Journal Title (Medline/Pubmed accepted abbreviation): J Nutr
Page numbers: 856-862
Summary of background and research design
Increased availability of essential amino acids in the circulation results in stimulation of muscle protein synthesis in humans and other mammals. It is of interest to identify nutritional approaches that can utilize this effect to promote a net gain in muscle protein balance, particularly in clinical conditions (e.g. bed rest) that preclude use of exercise to stimulate muscle growth (or prevent wasting).
The mammalian target of rapamycin complex 1 (mTORC1) is a well-established signaling complex that integrates various signals and mediates activity of muscle protein synthesis via downstream effectors S6K1 and 4E-BP1, which promotes translation initiation and elongation activities, respectively. mTORC1 mediates the ability of essential amino acids to promote protein synthesis, although this has only been demonstrated indisputably in cell and animal models. Current data in humans is only correlational; as such mTORC1’s role in the human response has not yet been fully corroborated.

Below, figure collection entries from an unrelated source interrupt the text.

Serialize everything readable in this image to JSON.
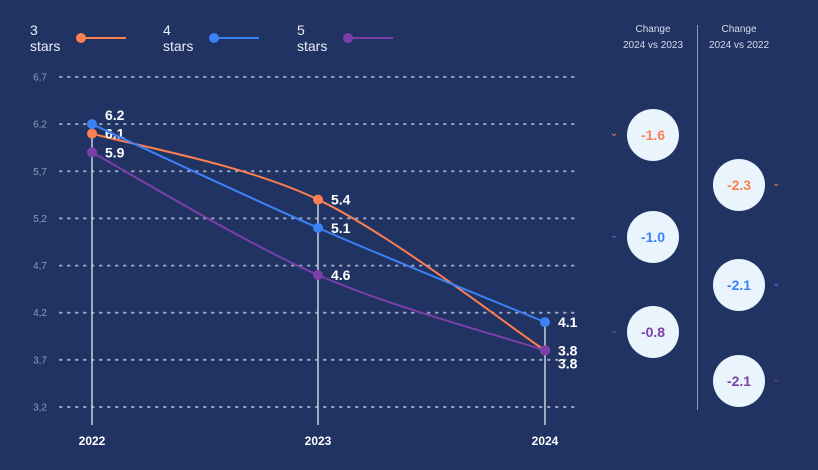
{
  "colors": {
    "background": "#213362",
    "3 stars": "#ff7f50",
    "4 stars": "#3b82f6",
    "5 stars": "#7c3fa8",
    "bubble": "#eaf4fd"
  },
  "chart_data": {
    "type": "line",
    "categories": [
      "2022",
      "2023",
      "2024"
    ],
    "series": [
      {
        "name": "3 stars",
        "values": [
          6.1,
          5.4,
          3.8
        ],
        "color": "#ff7f50"
      },
      {
        "name": "4 stars",
        "values": [
          6.2,
          5.1,
          4.1
        ],
        "color": "#3b82f6"
      },
      {
        "name": "5 stars",
        "values": [
          5.9,
          4.6,
          3.8
        ],
        "color": "#7c3fa8"
      }
    ],
    "yticks": [
      "3,2",
      "3,7",
      "4,2",
      "4,7",
      "5,2",
      "5,7",
      "6,2",
      "6,7"
    ],
    "ytick_values": [
      3.2,
      3.7,
      4.2,
      4.7,
      5.2,
      5.7,
      6.2,
      6.7
    ],
    "ylim": [
      3.2,
      6.7
    ],
    "grid": "horizontal dotted",
    "legend": "top-left",
    "data_labels": {
      "3 stars": [
        "6.1",
        "5.4",
        "3.8"
      ],
      "4 stars": [
        "6.2",
        "5.1",
        "4.1"
      ],
      "5 stars": [
        "5.9",
        "4.6",
        "3.8"
      ]
    }
  },
  "legend": [
    {
      "label": "3 stars"
    },
    {
      "label": "4 stars"
    },
    {
      "label": "5 stars"
    }
  ],
  "change_panel": {
    "columns": [
      {
        "heading_line1": "Change",
        "heading_line2": "2024 vs 2023",
        "values": [
          "-1.6",
          "-1.0",
          "-0.8"
        ]
      },
      {
        "heading_line1": "Change",
        "heading_line2": "2024 vs 2022",
        "values": [
          "-2.3",
          "-2.1",
          "-2.1"
        ]
      }
    ],
    "icon": "chevron-down-icon"
  }
}
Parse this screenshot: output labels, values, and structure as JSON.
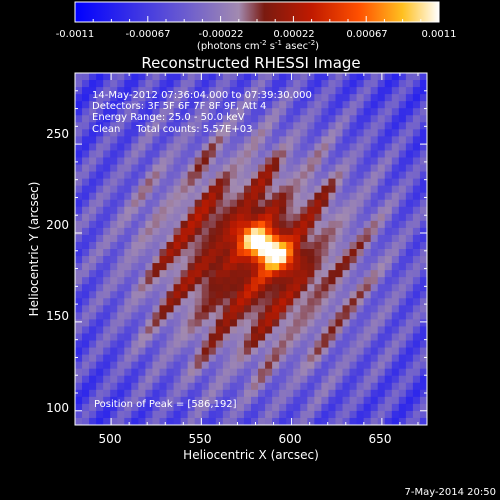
{
  "chart_data": {
    "type": "heatmap",
    "title": "Reconstructed RHESSI Image",
    "xlabel": "Heliocentric X (arcsec)",
    "ylabel": "Heliocentric Y (arcsec)",
    "xlim": [
      480,
      675
    ],
    "ylim": [
      92,
      290
    ],
    "x_ticks": [
      500,
      550,
      600,
      650
    ],
    "y_ticks": [
      100,
      150,
      200,
      250
    ],
    "colorbar": {
      "range": [
        -0.0011,
        0.0011
      ],
      "tick_labels": [
        "-0.0011",
        "-0.00067",
        "-0.00022",
        "0.00022",
        "0.00067",
        "0.0011"
      ],
      "unit_prefix": "(photons cm",
      "unit_exp1": "-2",
      "unit_mid": " s",
      "unit_exp2": "-1",
      "unit_mid2": " asec",
      "unit_exp3": "-2",
      "unit_suffix": ")"
    },
    "annotations": {
      "line1": "14-May-2012 07:36:04.000 to 07:39:30.000",
      "line2": "Detectors: 3F 5F 6F 7F 8F 9F, Att 4",
      "line3": "Energy Range: 25.0 - 50.0 keV",
      "line4": "Clean     Total counts: 5.57E+03",
      "peak": "Position of Peak = [586,192]"
    },
    "peak": {
      "x": 586,
      "y": 192
    },
    "grid": false
  },
  "footer": {
    "date": "7-May-2014 20:50"
  }
}
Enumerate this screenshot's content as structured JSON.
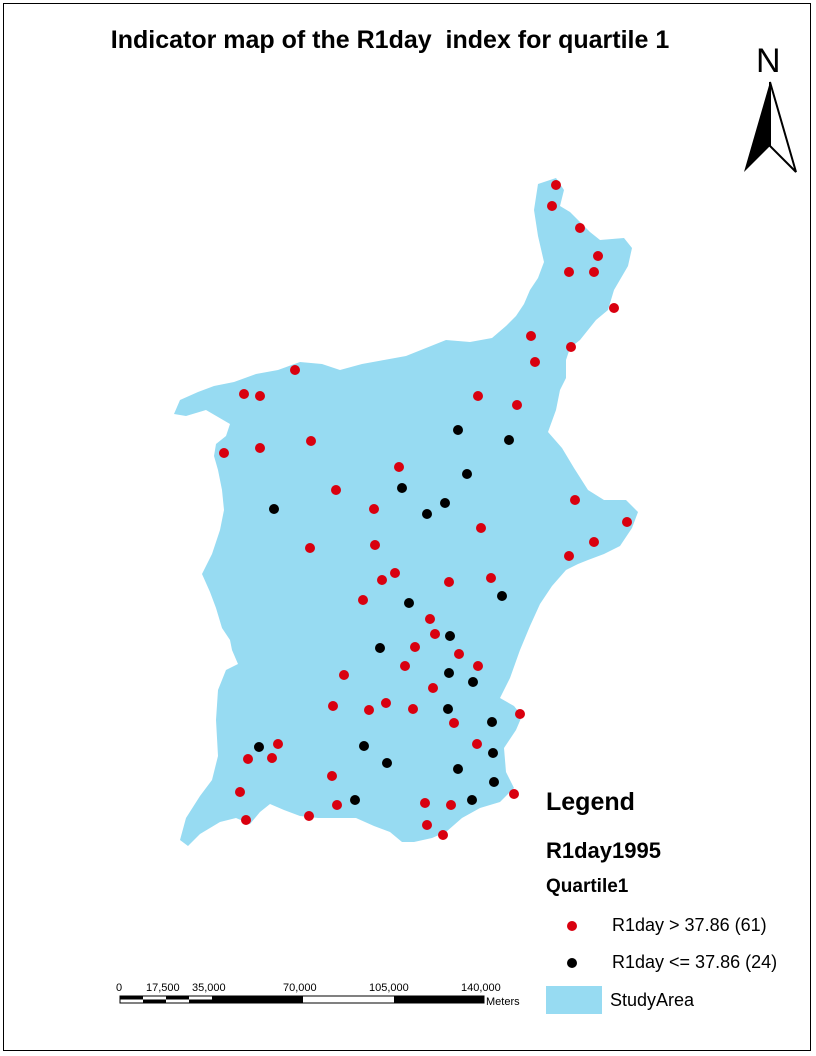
{
  "title": "Indicator map of the R1day  index for quartile 1",
  "north_arrow": {
    "letter": "N"
  },
  "legend": {
    "title": "Legend",
    "layer": "R1day1995",
    "field": "Quartile1",
    "items": [
      {
        "label": "R1day > 37.86 (61)",
        "color": "#d9000f"
      },
      {
        "label": "R1day <= 37.86 (24)",
        "color": "#000000"
      }
    ],
    "area": {
      "label": "StudyArea",
      "color": "#97dbf2"
    }
  },
  "scale_bar": {
    "labels": [
      "0",
      "17,500",
      "35,000",
      "70,000",
      "105,000",
      "140,000"
    ],
    "unit": "Meters"
  },
  "colors": {
    "study_area": "#97dbf2",
    "above": "#d9000f",
    "below": "#000000"
  }
}
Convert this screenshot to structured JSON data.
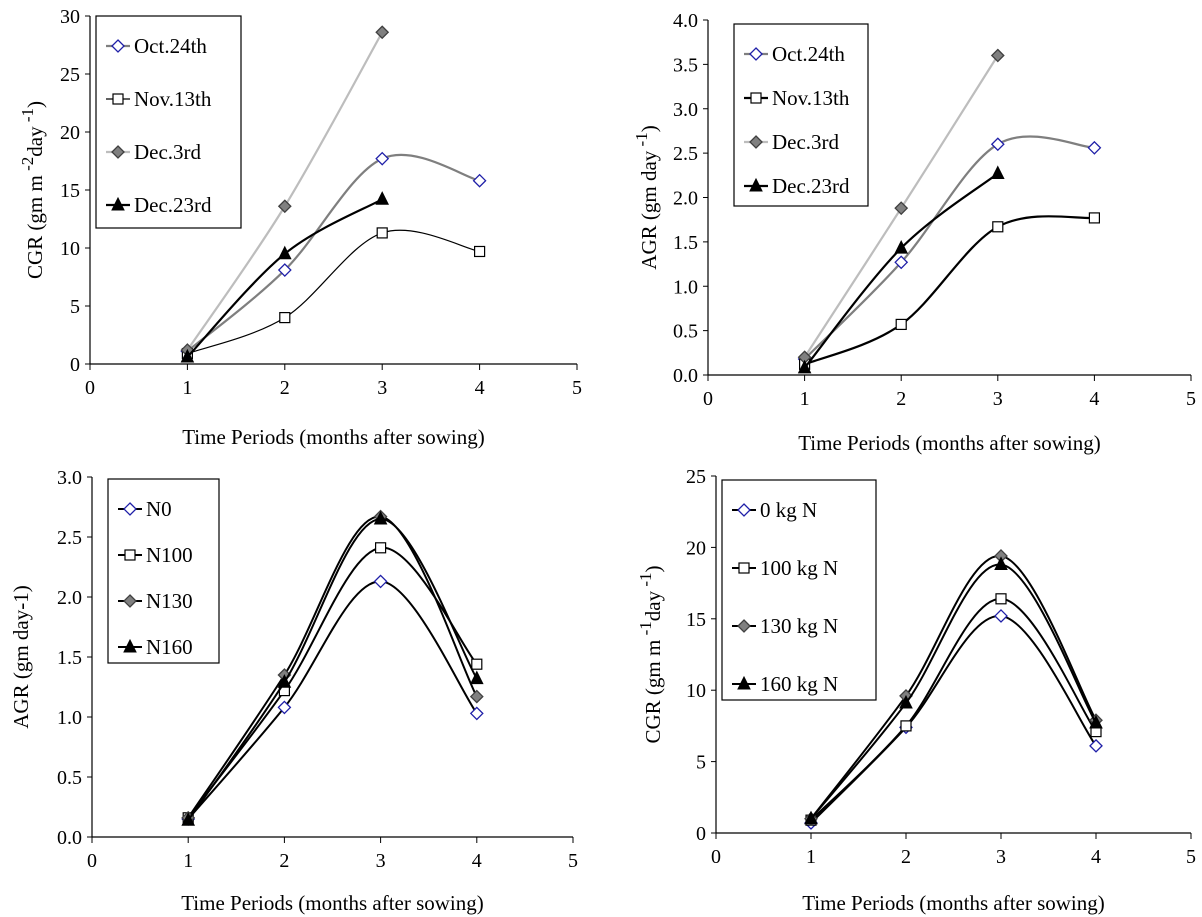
{
  "chart_data": [
    {
      "type": "line",
      "ylabel": "CGR (gm m",
      "ylabel_sup1": "-2",
      "ylabel_mid": "day",
      "ylabel_sup2": "-1",
      "ylabel_end": ")",
      "xlabel": "Time Periods (months after sowing)",
      "xlim": [
        0,
        5
      ],
      "ylim": [
        0,
        30
      ],
      "xticks": [
        "0",
        "1",
        "2",
        "3",
        "4",
        "5"
      ],
      "yticks": [
        "0",
        "5",
        "10",
        "15",
        "20",
        "25",
        "30"
      ],
      "legend_position": "top-left",
      "series": [
        {
          "name": "Oct.24th",
          "marker": "diamond-open",
          "color": "#7f7f7f",
          "width": 2.2,
          "x": [
            1,
            2,
            3,
            4
          ],
          "y": [
            1.1,
            8.1,
            17.7,
            15.8
          ]
        },
        {
          "name": "Nov.13th",
          "marker": "square-open",
          "color": "#000000",
          "width": 1.2,
          "x": [
            1,
            2,
            3,
            4
          ],
          "y": [
            0.9,
            4.0,
            11.3,
            9.7
          ]
        },
        {
          "name": "Dec.3rd",
          "marker": "diamond-filled",
          "color": "#bdbdbd",
          "width": 2.2,
          "x": [
            1,
            2,
            3
          ],
          "y": [
            1.2,
            13.6,
            28.6
          ]
        },
        {
          "name": "Dec.23rd",
          "marker": "triangle-filled",
          "color": "#000000",
          "width": 2.2,
          "x": [
            1,
            2,
            3
          ],
          "y": [
            0.6,
            9.5,
            14.2
          ]
        }
      ]
    },
    {
      "type": "line",
      "ylabel": "AGR (gm day",
      "ylabel_sup1": "-1",
      "ylabel_mid": "",
      "ylabel_sup2": "",
      "ylabel_end": ")",
      "xlabel": "Time Periods (months after sowing)",
      "xlim": [
        0,
        5
      ],
      "ylim": [
        0,
        4
      ],
      "xticks": [
        "0",
        "1",
        "2",
        "3",
        "4",
        "5"
      ],
      "yticks": [
        "0.0",
        "0.5",
        "1.0",
        "1.5",
        "2.0",
        "2.5",
        "3.0",
        "3.5",
        "4.0"
      ],
      "legend_position": "top-left",
      "series": [
        {
          "name": "Oct.24th",
          "marker": "diamond-open",
          "color": "#7f7f7f",
          "width": 2.2,
          "x": [
            1,
            2,
            3,
            4
          ],
          "y": [
            0.18,
            1.27,
            2.6,
            2.56
          ]
        },
        {
          "name": "Nov.13th",
          "marker": "square-open",
          "color": "#000000",
          "width": 2.2,
          "x": [
            1,
            2,
            3,
            4
          ],
          "y": [
            0.12,
            0.57,
            1.67,
            1.77
          ]
        },
        {
          "name": "Dec.3rd",
          "marker": "diamond-filled",
          "color": "#bdbdbd",
          "width": 2.2,
          "x": [
            1,
            2,
            3
          ],
          "y": [
            0.2,
            1.88,
            3.6
          ]
        },
        {
          "name": "Dec.23rd",
          "marker": "triangle-filled",
          "color": "#000000",
          "width": 2.2,
          "x": [
            1,
            2,
            3
          ],
          "y": [
            0.08,
            1.43,
            2.27
          ]
        }
      ]
    },
    {
      "type": "line",
      "ylabel": "AGR (gm day-1)",
      "ylabel_sup1": "",
      "ylabel_mid": "",
      "ylabel_sup2": "",
      "ylabel_end": "",
      "xlabel": "Time Periods (months after sowing)",
      "xlim": [
        0,
        5
      ],
      "ylim": [
        0,
        3
      ],
      "xticks": [
        "0",
        "1",
        "2",
        "3",
        "4",
        "5"
      ],
      "yticks": [
        "0.0",
        "0.5",
        "1.0",
        "1.5",
        "2.0",
        "2.5",
        "3.0"
      ],
      "legend_position": "top-left",
      "series": [
        {
          "name": "N0",
          "marker": "diamond-open",
          "color": "#000000",
          "width": 2,
          "x": [
            1,
            2,
            3,
            4
          ],
          "y": [
            0.15,
            1.08,
            2.13,
            1.03
          ]
        },
        {
          "name": "N100",
          "marker": "square-open",
          "color": "#000000",
          "width": 2,
          "x": [
            1,
            2,
            3,
            4
          ],
          "y": [
            0.16,
            1.22,
            2.41,
            1.44
          ]
        },
        {
          "name": "N130",
          "marker": "diamond-filled",
          "color": "#000000",
          "width": 2,
          "x": [
            1,
            2,
            3,
            4
          ],
          "y": [
            0.16,
            1.35,
            2.67,
            1.17
          ]
        },
        {
          "name": "N160",
          "marker": "triangle-filled",
          "color": "#000000",
          "width": 2,
          "x": [
            1,
            2,
            3,
            4
          ],
          "y": [
            0.14,
            1.29,
            2.65,
            1.32
          ]
        }
      ]
    },
    {
      "type": "line",
      "ylabel": "CGR (gm m",
      "ylabel_sup1": "-1",
      "ylabel_mid": "day",
      "ylabel_sup2": "-1",
      "ylabel_end": ")",
      "xlabel": "Time Periods (months after sowing)",
      "xlim": [
        0,
        5
      ],
      "ylim": [
        0,
        25
      ],
      "xticks": [
        "0",
        "1",
        "2",
        "3",
        "4",
        "5"
      ],
      "yticks": [
        "0",
        "5",
        "10",
        "15",
        "20",
        "25"
      ],
      "legend_position": "top-left",
      "series": [
        {
          "name": "0 kg N",
          "marker": "diamond-open",
          "color": "#000000",
          "width": 2,
          "x": [
            1,
            2,
            3,
            4
          ],
          "y": [
            0.7,
            7.4,
            15.2,
            6.1
          ]
        },
        {
          "name": "100 kg N",
          "marker": "square-open",
          "color": "#000000",
          "width": 2,
          "x": [
            1,
            2,
            3,
            4
          ],
          "y": [
            0.9,
            7.5,
            16.4,
            7.1
          ]
        },
        {
          "name": "130 kg N",
          "marker": "diamond-filled",
          "color": "#000000",
          "width": 2,
          "x": [
            1,
            2,
            3,
            4
          ],
          "y": [
            1.0,
            9.6,
            19.4,
            7.9
          ]
        },
        {
          "name": "160 kg N",
          "marker": "triangle-filled",
          "color": "#000000",
          "width": 2,
          "x": [
            1,
            2,
            3,
            4
          ],
          "y": [
            1.0,
            9.1,
            18.8,
            7.7
          ]
        }
      ]
    }
  ]
}
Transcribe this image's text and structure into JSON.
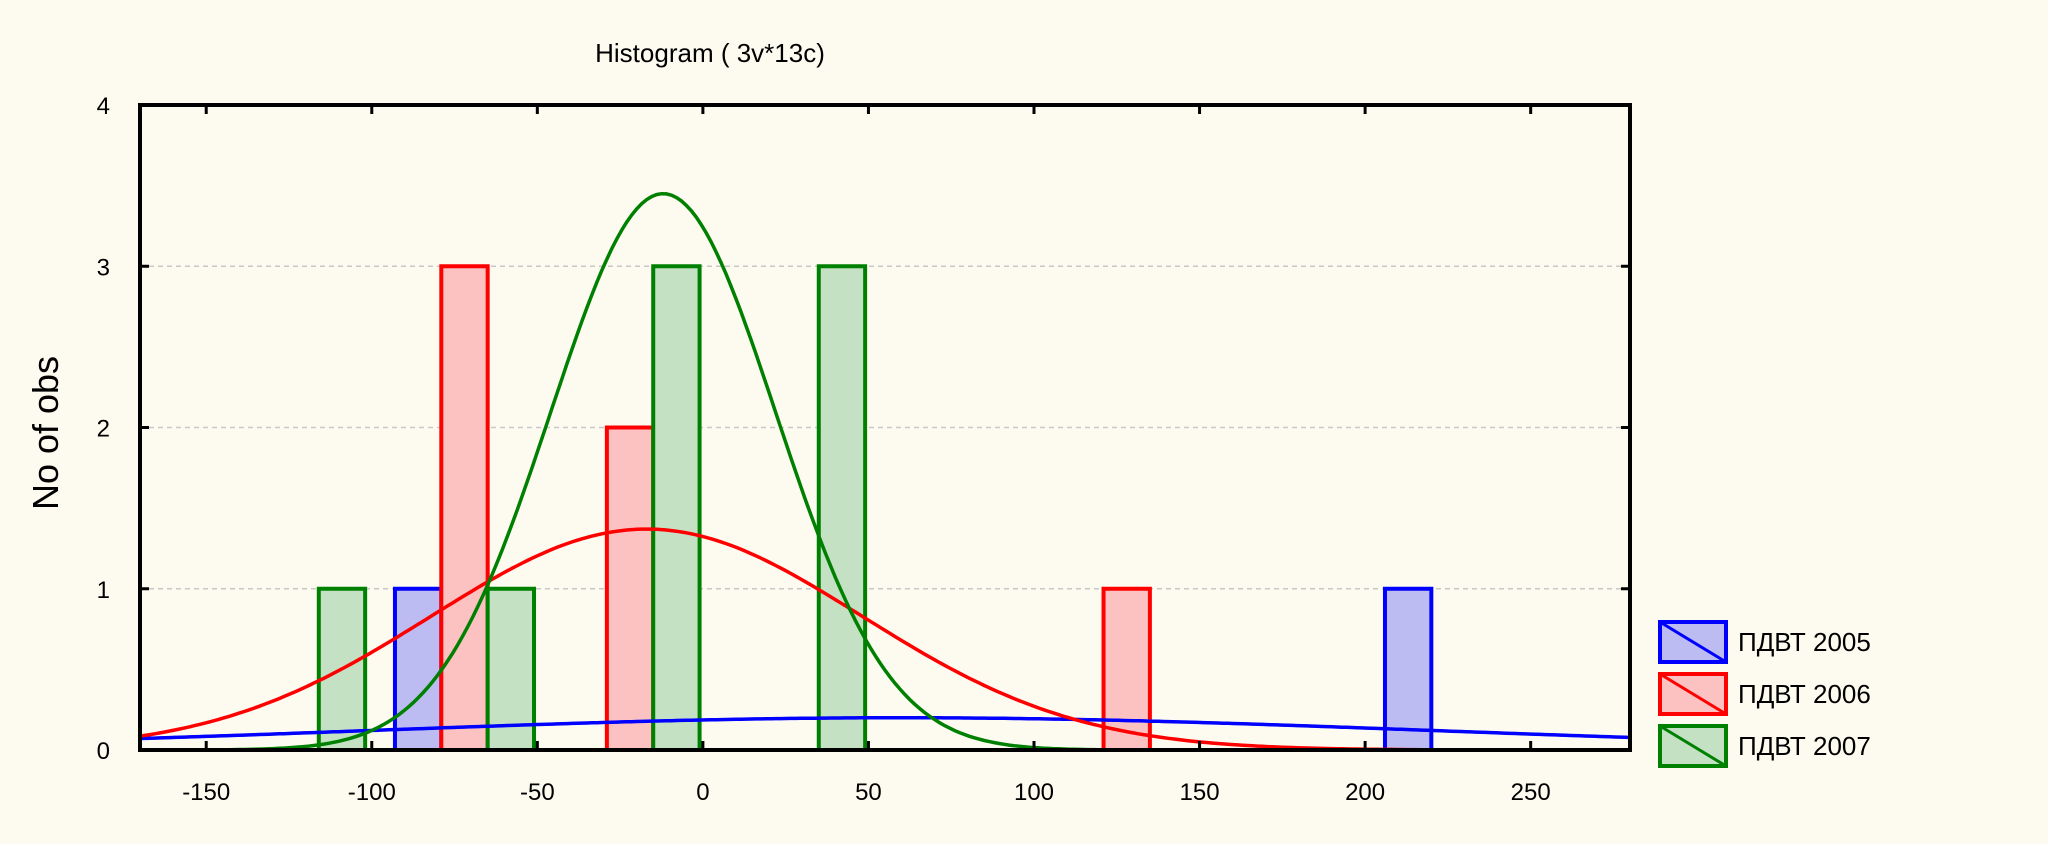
{
  "chart_data": {
    "type": "bar",
    "title": "Histogram ( 3v*13c)",
    "xlabel": "",
    "ylabel": "No of obs",
    "xlim": [
      -170,
      280
    ],
    "ylim": [
      0,
      4
    ],
    "x_ticks": [
      -150,
      -100,
      -50,
      0,
      50,
      100,
      150,
      200,
      250
    ],
    "y_ticks": [
      0,
      1,
      2,
      3,
      4
    ],
    "grid": "horizontal dashed",
    "legend_position": "right",
    "series": [
      {
        "name": "ПДВТ 2005",
        "color": "#0000ff",
        "fill": "#bcbcf2",
        "bars": [
          {
            "x0": -93,
            "x1": -79,
            "value": 1
          },
          {
            "x0": 206,
            "x1": 220,
            "value": 1
          }
        ],
        "curve": {
          "mean": 60,
          "sd": 160,
          "peak": 0.2
        }
      },
      {
        "name": "ПДВТ 2006",
        "color": "#ff0000",
        "fill": "#fcc2c2",
        "bars": [
          {
            "x0": -79,
            "x1": -65,
            "value": 3
          },
          {
            "x0": -29,
            "x1": -15,
            "value": 2
          },
          {
            "x0": 121,
            "x1": 135,
            "value": 1
          }
        ],
        "curve": {
          "mean": -17,
          "sd": 65,
          "peak": 1.37
        }
      },
      {
        "name": "ПДВТ 2007",
        "color": "#008000",
        "fill": "#c4e1c4",
        "bars": [
          {
            "x0": -116,
            "x1": -102,
            "value": 1
          },
          {
            "x0": -65,
            "x1": -51,
            "value": 1
          },
          {
            "x0": -15,
            "x1": -1,
            "value": 3
          },
          {
            "x0": 35,
            "x1": 49,
            "value": 3
          }
        ],
        "curve": {
          "mean": -12,
          "sd": 34,
          "peak": 3.45
        }
      }
    ]
  }
}
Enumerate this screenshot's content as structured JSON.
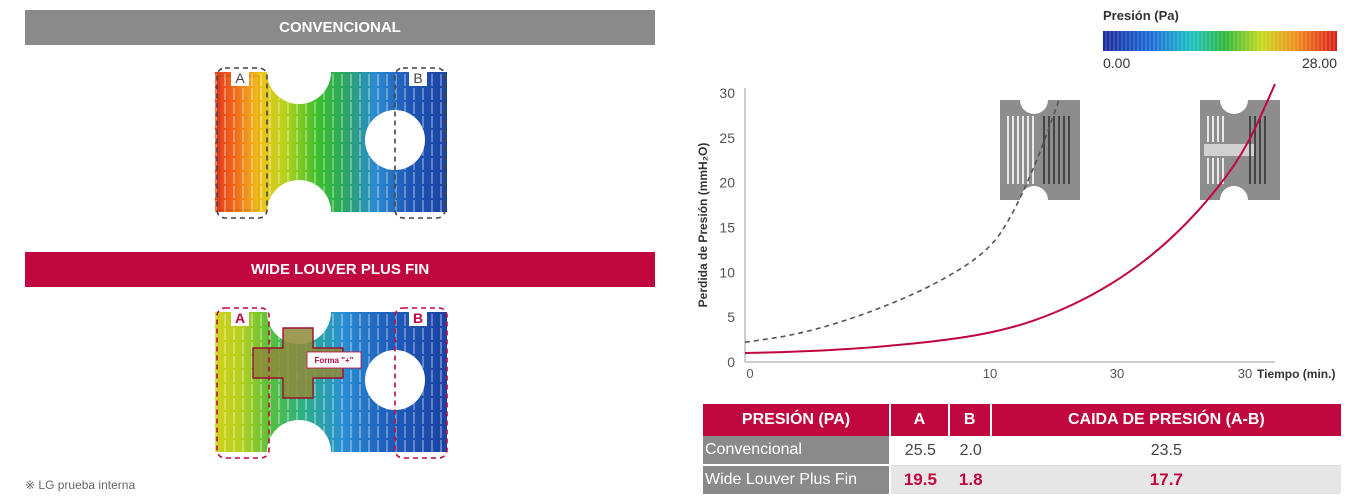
{
  "left": {
    "conventional_title": "CONVENCIONAL",
    "wide_title": "WIDE LOUVER PLUS FIN",
    "label_a": "A",
    "label_b": "B",
    "shape_label": "Forma \"+\"",
    "footnote": "※ LG prueba interna"
  },
  "legend": {
    "title": "Presión (Pa)",
    "min_label": "0.00",
    "max_label": "28.00"
  },
  "chart_data": {
    "type": "line",
    "ylabel": "Perdida de Presión (mmH₂O)",
    "xlabel": "Tiempo (min.)",
    "ylim": [
      0,
      30
    ],
    "y_ticks": [
      0,
      5,
      10,
      15,
      20,
      25,
      30
    ],
    "x_tick_labels": [
      "0",
      "10",
      "30",
      "30"
    ],
    "series": [
      {
        "style": "dashed",
        "color": "#555555",
        "x": [
          0,
          2,
          4,
          6,
          8,
          10,
          12,
          14,
          15.5
        ],
        "y": [
          2.2,
          3.0,
          4.5,
          6.5,
          9.0,
          12.5,
          17.0,
          23.5,
          29.5
        ]
      },
      {
        "style": "solid",
        "color": "#c0073f",
        "x": [
          0,
          3,
          6,
          9,
          12,
          15,
          18,
          21,
          24,
          27,
          30,
          32.5
        ],
        "y": [
          1.0,
          1.2,
          1.8,
          2.7,
          3.9,
          5.4,
          7.4,
          10.0,
          13.4,
          17.8,
          23.5,
          31.0
        ]
      }
    ]
  },
  "table": {
    "headers": [
      "PRESIÓN (PA)",
      "A",
      "B",
      "CAIDA DE PRESIÓN (A-B)"
    ],
    "rows": [
      [
        "Convencional",
        "25.5",
        "2.0",
        "23.5"
      ],
      [
        "Wide Louver Plus Fin",
        "19.5",
        "1.8",
        "17.7"
      ]
    ]
  }
}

This study enrolled 3 young males and 5 young females (~25 yrs) in a randomized, cross-over trial with two test periods separated by 2-4 weeks. Both trials were identical, with the exception that during 1 trial participants consumed 16 mg of rapamycin, which directly inhibits mTORC1 activity. After an overnight fast, participants were constantly infused with stable isotope tracer amino acids for measuring protein synthesis. After 2 hours of initial tracer amino acid infusion, participants undergoing rapamycin treatment consumed the oral dose of rapamycin. 2 hours later, all participants consumed a 10-g solution of essential amino acids that were known to simulate protein synthesis in muscle. Blood and muscle samples were collected serially during the trial.
Summary of research findings
The rapamycin treatment significantly elevated blood rapamycin concentrations to a stable level prior to essential amino acid consumption and for the remainder of the trial. The essential amino acid consumption elicited an increase in muscle protein synthesis, while the rapamycin trial completely blocked this response. Cell signaling downstream of mTORC1 was activated with the essential amino acids, but blocked with rapamycin treatment.
Interpretation of findings/Key practice applications
The use of rapamycin to block signaling through mTORC1demonstrates that mTORC1 activity is required in humans for muscle protein synthetic activity to respond to essential amino acids. These findings support established work in animal skeletal muscle, and provide a foundation to develop evidence-based nutritional therapies or approaches to increase skeletal muscle size, or to counteract muscle wasting in clinical or pathological states. Finally, as rapamycin is used as a treatment for various clinical conditions (e.g. organ transplant patients), this study may reveal a mechanism by which these populations could potentially be resistant to stimulation of muscle protein anabolism by nutrients.